Mon indépendance est là, sur le blog, tant qu’il existe et que j’existe. Et parce que là je suis totalement libre, parce que je connais ce goût de la liberté éditoriale absolue, je n’ai plus aucune raison de me plier à des exigences qui ne seraient pas exactement en accord avec les miennes.

Pour tout dire, j’ai aimé écrire ce texte, mettre au clair mes pensées, avec l’idée de les partager. Peut-être n’est-ce rien d’autre le blog, et c’est déjà énorme. Je n’ai pas besoin d’inventer des personnages, ou de me mettre en scène comme un personnage, j’ai juste la possibilité de dire mes pensées les plus anecdotiques, et peut-être les plus humaines.

Je n’ai plus envie d’acheter des fringues. J’use les miennes jusqu’à la corde, quitte à paraître clodo. Je n’ai pas envie de parer mes textes. Leur forme native est le Markdown, publier avec juste une transcription HTML. Je devrais peut-être cesser d’illustrer mes textes, mais non, l’image fait partie de moi. J’ai longtemps dessiné, j’aime photographier, j’aime aussi les images générées par les IA parce qu’elles disent notre époque.

Je ne veux rien m’interdire au nom du minimalisme. J’aime la technologie, je ne vais pas y renoncer, mais je ne veux pas non plus oublier ce que le texte est pour moi, ce texte que j’ai là sous mes yeux sur mon écran, dans mon éditeur où absolument rien d’autre n’apparaît, ni boutons, ni haut de page, ni bas de page, un long ruban qui me paraît une magnifique métaphore de la vie. Cet état brut, encore brûlant du texte, me plaît. Le blog me permet de ne pas laisser la soupe refroidir et de la transmettre sans attente. J’y tiens. Cela est essentiel. Je trouve la lenteur de l’édition classique en totale inadéquation avec l’époque, même si cette lenteur peut permettre de prendre du recul, j’ose espérer.

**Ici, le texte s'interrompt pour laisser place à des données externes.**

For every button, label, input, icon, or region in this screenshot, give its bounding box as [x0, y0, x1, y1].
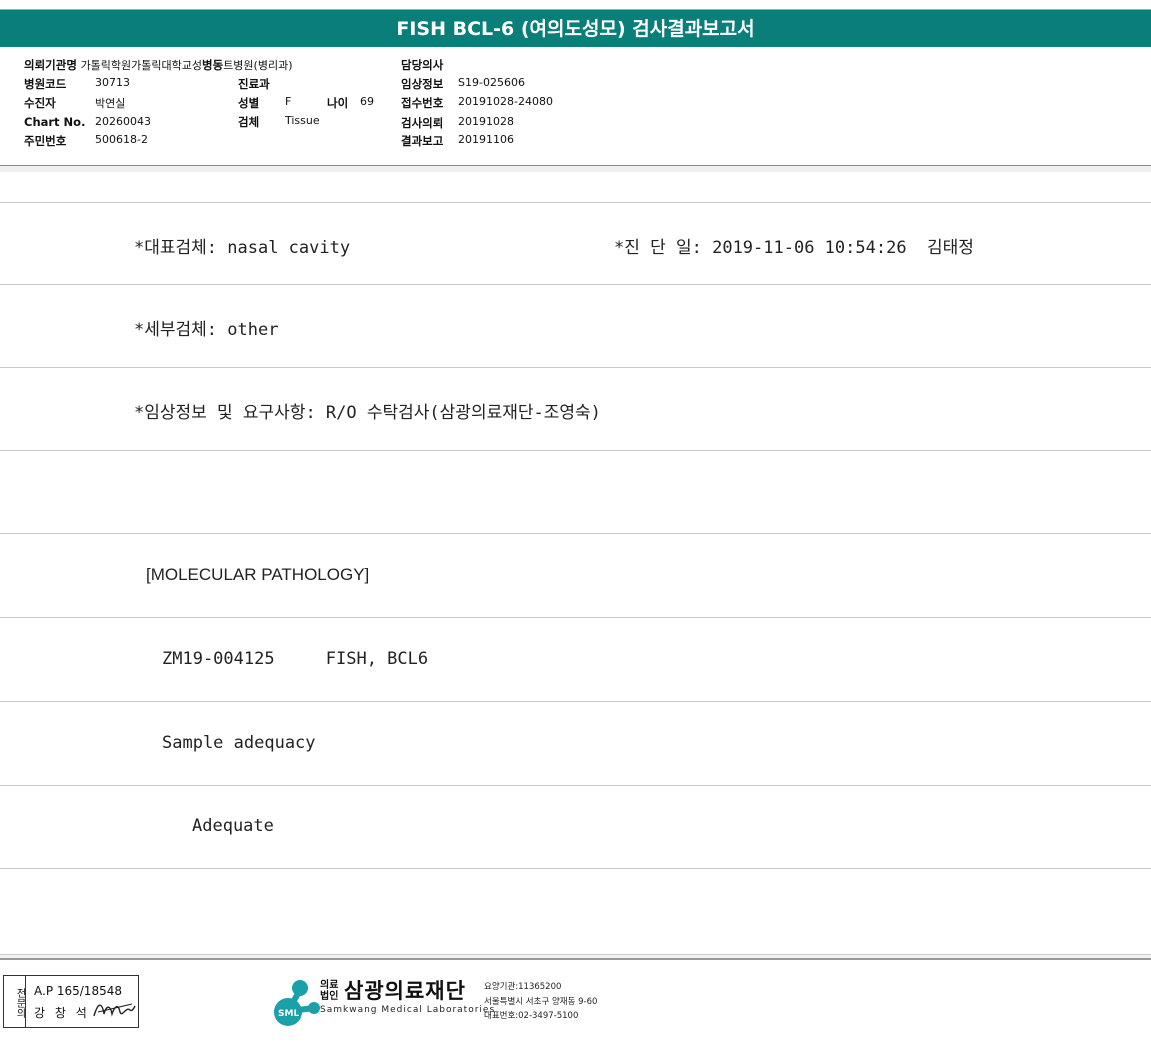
institution-field: 의뢰기관명 가톨릭학원가톨릭대학교성병동트병원(병리과) — [24, 58, 293, 72]
row-specimen: *대표검체: nasal cavity *진 단 일: 2019-11-06 1… — [0, 202, 1151, 285]
clinical-info: *임상정보 및 요구사항: R/O 수탁검사(삼광의료재단-조영숙) — [134, 403, 601, 423]
receipt-field: 접수번호 20191028-24080 — [401, 95, 553, 110]
diagnosis-date: *진 단 일: 2019-11-06 10:54:26 김태정 — [614, 238, 974, 258]
row-clinical-info: *임상정보 및 요구사항: R/O 수탁검사(삼광의료재단-조영숙) — [0, 368, 1151, 451]
specimen-field: 검체 Tissue — [238, 114, 320, 129]
clinical-field: 임상정보 S19-025606 — [401, 76, 525, 91]
row-sample-result: Adequate — [0, 786, 1151, 869]
pathologist-stamp: 전문의 A.P 165/18548 강 창 석 — [3, 975, 139, 1028]
row-sub-specimen: *세부검체: other — [0, 285, 1151, 368]
logo-badge: SML — [278, 1009, 299, 1019]
patient-field: 수진자 박연실 — [24, 96, 126, 110]
resident-field: 주민번호 500618-2 — [24, 133, 148, 148]
row-section: [MOLECULAR PATHOLOGY] — [0, 535, 1151, 618]
stamp-name: 강 창 석 — [34, 1006, 90, 1020]
sample-heading: Sample adequacy — [162, 733, 316, 753]
chart-field: Chart No. 20260043 — [24, 115, 151, 129]
sex-field: 성별 F — [238, 95, 292, 110]
dept-field: 진료과 — [238, 77, 270, 91]
row-empty-last — [0, 869, 1151, 955]
report-date-field: 결과보고 20191106 — [401, 133, 514, 148]
sample-result: Adequate — [192, 816, 274, 836]
top-gap — [0, 0, 1151, 8]
logo-small-text: 의료 법인 — [320, 980, 339, 1002]
stamp-side: 전문의 — [4, 976, 26, 1027]
signature-icon — [93, 1003, 136, 1017]
stamp-license: A.P 165/18548 — [34, 984, 122, 998]
hospital-code-field: 병원코드 30713 — [24, 76, 130, 91]
rep-specimen: *대표검체: nasal cavity — [134, 238, 351, 258]
row-test: ZM19-004125 FISH, BCL6 — [0, 619, 1151, 702]
logo-english: Samkwang Medical Laboratories — [320, 1005, 496, 1015]
request-field: 검사의뢰 20191028 — [401, 115, 514, 130]
phone: 대표번호:02-3497-5100 — [484, 1011, 579, 1021]
row-empty — [0, 451, 1151, 534]
header-info: 의뢰기관명 가톨릭학원가톨릭대학교성병동트병원(병리과) 병원코드 30713 수… — [0, 48, 1151, 167]
institution-code: 요양기관:11365200 — [484, 982, 562, 992]
address: 서울특별시 서초구 양재동 9-60 — [484, 997, 598, 1007]
age-field: 나이 69 — [327, 95, 374, 110]
logo-name: 삼광의료재단 — [344, 979, 466, 1003]
test-line: ZM19-004125 FISH, BCL6 — [162, 649, 429, 669]
sub-specimen: *세부검체: other — [134, 320, 279, 340]
row-sample-heading: Sample adequacy — [0, 703, 1151, 786]
section-heading: [MOLECULAR PATHOLOGY] — [146, 565, 370, 584]
doctor-field: 담당의사 — [401, 58, 444, 72]
header-divider — [0, 166, 1151, 172]
report-title: FISH BCL-6 (여의도성모) 검사결과보고서 — [0, 9, 1151, 47]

Quand je regarde le site de Ploum, je me dis qu’il est allé plus loin que moi vers le minimalisme. Nos deux sites sont statiques, nos pages calculées une fois pour toutes, je n’ai concédé qu’à quelques lignes de JS pour afficher le menu et la fenêtre de recherche, de façon que tout cela soit caché le plus souvent. Pour le reste, rien que du texte et des images. Mais mon passé de journaliste et mon goût pour les maquettes donnent à mon minimalisme une forme presque malgré moi esthétique.

Mon blog est en quelque sorte à l’image de ma maison, fait de lignes claires. Il y a peu de meubles, de grandes fenêtres, des matériaux bruts avec tout autour un jardin en désordre. La version de Ploum est plutôt une cabane au Canada, au fin fond d’une forêt obscure, sans eau courante et électricité. Nous exprimons deux formes de minimalismes, qui se rejoignent dans la portabilité.

Je dévie, ça me fait du bien. Partir sans aucune idée d’où aller, puis m’arrêter parce que c’est le moment, là, tout de suite, parce que la certitude s’impose. Et ne surtout pas retarder la publication à demain, sinon je couperais, ajouterais, reprendrais, et ça serait tout autre chose. Le blog nous donne cette liberté de la maladresse, de la spontanéité, de la médiation minimale.